When Lily Portmann, a senior at Holmdel High School was unable to get up the ramp for the graduation ceremony to accept her HS diploma on stage, the family had to blame someone. And so the scapegoat was Dr. Robert McGarry, the superintendent.

In my mind, it’s completely unfair that Lili’s mother and sister posted on their Facebook page that Lili was “not allowed” to accept her diploma on stage. That is simply untrue. I believe that sometimes families who are saddled with an unfortunate circumstance like Lili's illness and her confinement to a wheelchair want other people to suffer along with them.

I know that sounds like a harsh statement, but I feel that by saying “You are the superintendent of an extremely wealthy district. Is it not your job, are you not there to acknowledge every student and congratulate them on their accomplishments? Let’s just say she couldn’t go up the ramp. It was absolutely impossible for her to come to that ramp. Wouldn’t you recognize that?” as Lili’s mother, Tracy Welch did, the Portmann family is asking too much of Dr. McGarry. (What does an “extremely wealthy district” have to do with it, by the way?)

It is possible that during a very busy graduation day, he simply did not notice amongst all the graduates that Lily was having a problem getting up the ramp to the stage. There but for the grace of God go I that my children have not been in a wheelchair for their entire lives.
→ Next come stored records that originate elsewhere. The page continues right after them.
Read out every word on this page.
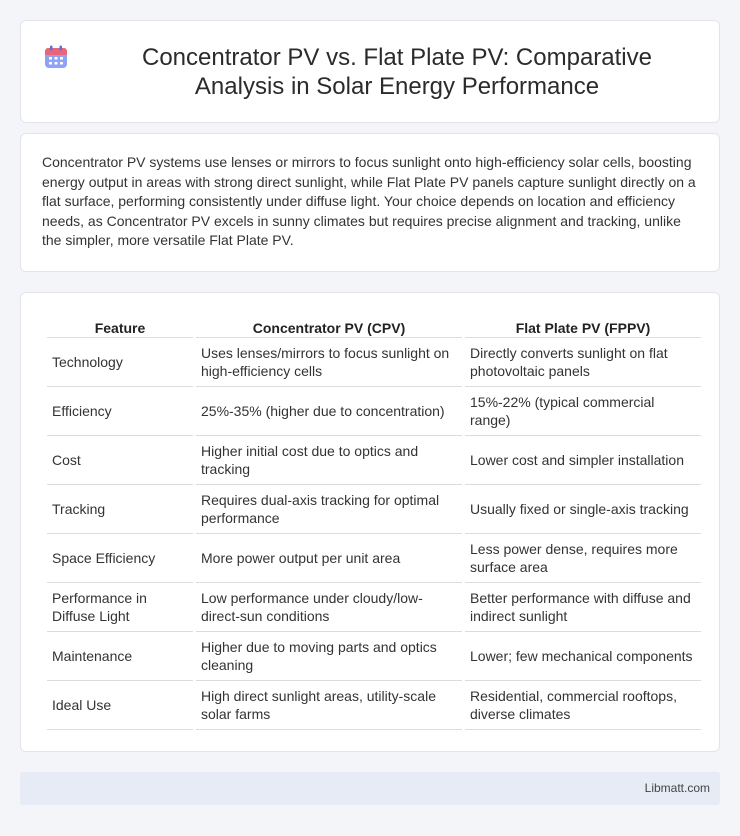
Concentrator PV vs. Flat Plate PV: Comparative Analysis in Solar Energy Performance

Concentrator PV systems use lenses or mirrors to focus sunlight onto high-efficiency solar cells, boosting energy output in areas with strong direct sunlight, while Flat Plate PV panels capture sunlight directly on a flat surface, performing consistently under diffuse light. Your choice depends on location and efficiency needs, as Concentrator PV excels in sunny climates but requires precise alignment and tracking, unlike the simpler, more versatile Flat Plate PV.

Feature	Concentrator PV (CPV)	Flat Plate PV (FPPV)
Technology	Uses lenses/mirrors to focus sunlight on high-efficiency cells	Directly converts sunlight on flat photovoltaic panels
Efficiency	25%-35% (higher due to concentration)	15%-22% (typical commercial range)
Cost	Higher initial cost due to optics and tracking	Lower cost and simpler installation
Tracking	Requires dual-axis tracking for optimal performance	Usually fixed or single-axis tracking
Space Efficiency	More power output per unit area	Less power dense, requires more surface area
Performance in Diffuse Light	Low performance under cloudy/low-direct-sun conditions	Better performance with diffuse and indirect sunlight
Maintenance	Higher due to moving parts and optics cleaning	Lower; few mechanical components
Ideal Use	High direct sunlight areas, utility-scale solar farms	Residential, commercial rooftops, diverse climates
Libmatt.com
However, I do have a daughter who attended her HS graduation in a wheelchair. After surgery to correct a birth defect of her leg, my daughter was confined to a wheelchair for a year, and then on and off for the following two years. And at 16 years old, it was Hell on me and the entire family. When she got up to make her speech at graduation, she was assisted onto the stage and was, thankfully able to stand holding onto the podium.
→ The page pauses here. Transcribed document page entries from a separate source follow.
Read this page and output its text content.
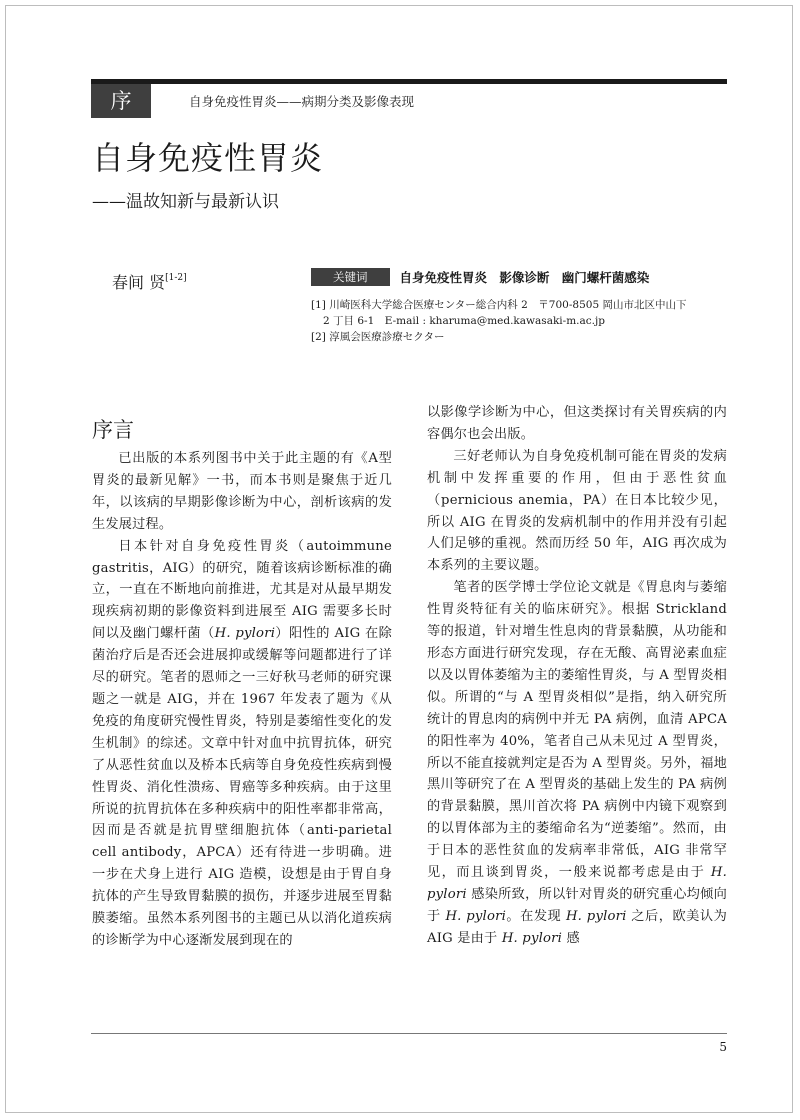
序	自身免疫性胃炎——病期分类及影像表现
自身免疫性胃炎
——温故知新与最新认识
春间 贤[1-2]	关键词	自身免疫性胃炎 影像诊断 幽门螺杆菌感染
[1] 川崎医科大学総合医療センター総合内科 2　〒700-8505 岡山市北区中山下
2 丁目 6-1　E-mail : kharuma@med.kawasaki-m.ac.jp
[2] 淳風会医療診療セクター
序言

已出版的本系列图书中关于此主题的有《A型胃炎的最新见解》一书，而本书则是聚焦于近几年，以该病的早期影像诊断为中心，剖析该病的发生发展过程。

日本针对自身免疫性胃炎（autoimmune gastritis，AIG）的研究，随着该病诊断标准的确立，一直在不断地向前推进，尤其是对从最早期发现疾病初期的影像资料到进展至 AIG 需要多长时间以及幽门螺杆菌（H. pylori）阳性的 AIG 在除菌治疗后是否还会进展抑或缓解等问题都进行了详尽的研究。笔者的恩师之一三好秋马老师的研究课题之一就是 AIG，并在 1967 年发表了题为《从免疫的角度研究慢性胃炎，特别是萎缩性变化的发生机制》的综述。文章中针对血中抗胃抗体，研究了从恶性贫血以及桥本氏病等自身免疫性疾病到慢性胃炎、消化性溃疡、胃癌等多种疾病。由于这里所说的抗胃抗体在多种疾病中的阳性率都非常高，因而是否就是抗胃壁细胞抗体（anti-parietal cell antibody，APCA）还有待进一步明确。进一步在犬身上进行 AIG 造模，设想是由于胃自身抗体的产生导致胃黏膜的损伤，并逐步进展至胃黏膜萎缩。虽然本系列图书的主题已从以消化道疾病的诊断学为中心逐渐发展到现在的

以影像学诊断为中心，但这类探讨有关胃疾病的内容偶尔也会出版。

三好老师认为自身免疫机制可能在胃炎的发病机制中发挥重要的作用，但由于恶性贫血（pernicious anemia，PA）在日本比较少见，所以 AIG 在胃炎的发病机制中的作用并没有引起人们足够的重视。然而历经 50 年，AIG 再次成为本系列的主要议题。

笔者的医学博士学位论文就是《胃息肉与萎缩性胃炎特征有关的临床研究》。根据 Strickland 等的报道，针对增生性息肉的背景黏膜，从功能和形态方面进行研究发现，存在无酸、高胃泌素血症以及以胃体萎缩为主的萎缩性胃炎，与 A 型胃炎相似。所谓的“与 A 型胃炎相似”是指，纳入研究所统计的胃息肉的病例中并无 PA 病例，血清 APCA 的阳性率为 40%，笔者自己从未见过 A 型胃炎，所以不能直接就判定是否为 A 型胃炎。另外，福地黑川等研究了在 A 型胃炎的基础上发生的 PA 病例的背景黏膜，黑川首次将 PA 病例中内镜下观察到的以胃体部为主的萎缩命名为“逆萎缩”。然而，由于日本的恶性贫血的发病率非常低，AIG 非常罕见，而且谈到胃炎，一般来说都考虑是由于 H. pylori 感染所致，所以针对胃炎的研究重心均倾向于 H. pylori。在发现 H. pylori 之后，欧美认为 AIG 是由于 H. pylori 感

5
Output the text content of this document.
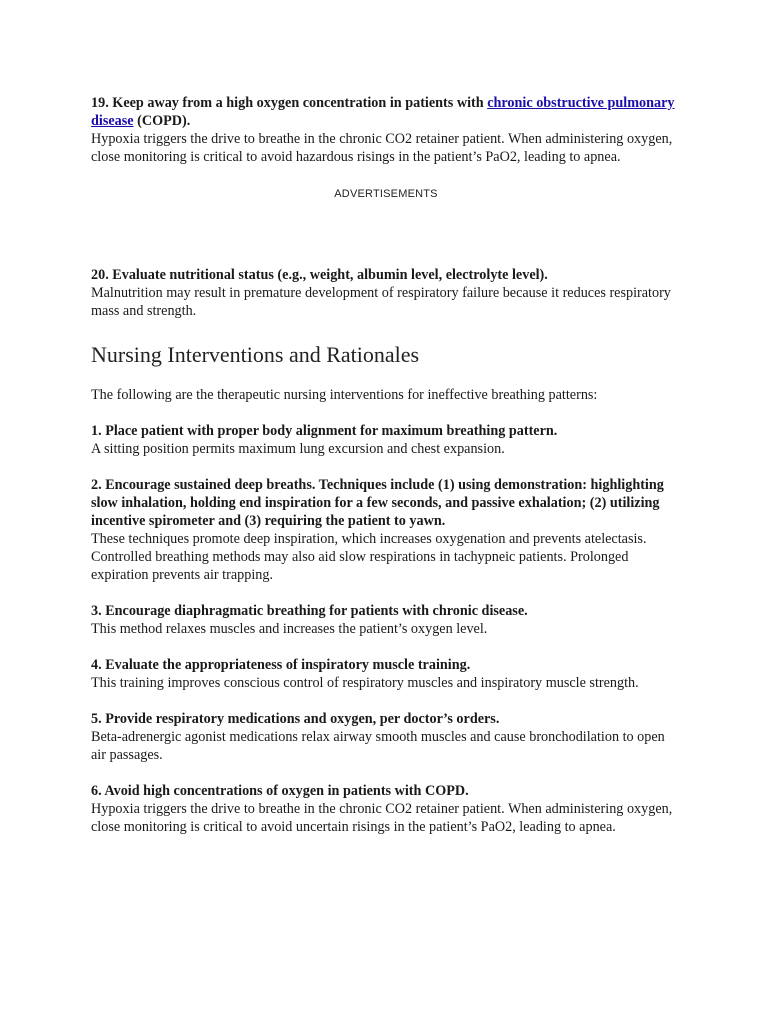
19. Keep away from a high oxygen concentration in patients with chronic obstructive pulmonary disease (COPD).
Hypoxia triggers the drive to breathe in the chronic CO2 retainer patient. When administering oxygen, close monitoring is critical to avoid hazardous risings in the patient’s PaO2, leading to apnea.
ADVERTISEMENTS
20. Evaluate nutritional status (e.g., weight, albumin level, electrolyte level).
Malnutrition may result in premature development of respiratory failure because it reduces respiratory mass and strength.
Nursing Interventions and Rationales
The following are the therapeutic nursing interventions for ineffective breathing patterns:
1. Place patient with proper body alignment for maximum breathing pattern.
A sitting position permits maximum lung excursion and chest expansion.
2. Encourage sustained deep breaths. Techniques include (1) using demonstration: highlighting slow inhalation, holding end inspiration for a few seconds, and passive exhalation; (2) utilizing incentive spirometer and (3) requiring the patient to yawn.
These techniques promote deep inspiration, which increases oxygenation and prevents atelectasis. Controlled breathing methods may also aid slow respirations in tachypneic patients. Prolonged expiration prevents air trapping.
3. Encourage diaphragmatic breathing for patients with chronic disease.
This method relaxes muscles and increases the patient’s oxygen level.
4. Evaluate the appropriateness of inspiratory muscle training.
This training improves conscious control of respiratory muscles and inspiratory muscle strength.
5. Provide respiratory medications and oxygen, per doctor’s orders.
Beta-adrenergic agonist medications relax airway smooth muscles and cause bronchodilation to open air passages.
6. Avoid high concentrations of oxygen in patients with COPD.
Hypoxia triggers the drive to breathe in the chronic CO2 retainer patient. When administering oxygen, close monitoring is critical to avoid uncertain risings in the patient’s PaO2, leading to apnea.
I understand that Lili’s situation is much worse. Although I cannot fathom what it would’ve been like if Mary's ordeal had lasted her whole life, I will tell you that during that year (or two or three,) I accepted all of the inconveniences that went along with it. Though we often became frustrated, I never asked anyone to go out of their way for her (although many people did.) I never asked for special accommodations (although many were made). I never wanted my daughter's problem to become anybody else’s.

The point is that when you least expect it, people will be kind and accommodating. You would be shocked at the lengths to which people will go to help out a person who is disabled, especially one who is visibly disabled such as one in a wheelchair. You generally don’t even have to ask. To become demanding only turns people resentful. I think Dr. McGarry deserved a reminder right before the ceremony.

When the parents saw that Lily was unable to make it onto the stage perhaps they could have asked someone to tap Dr. McGarry on the shoulder and remind him of the problem, or enlist the help of people around them. Alternatively, instead of turning Dr McGarry into the bad guy and Lili into the victim, they could’ve given him the benefit of the doubt, accepted that sometimes bad things happen and show Lili that she could gain strength from her ordeal. But that’s just me.

As I see it, that’s how you turn a disabled child into a positive, loving person who looks for the good in people as opposed to a bitter and angry person who asks “why me?”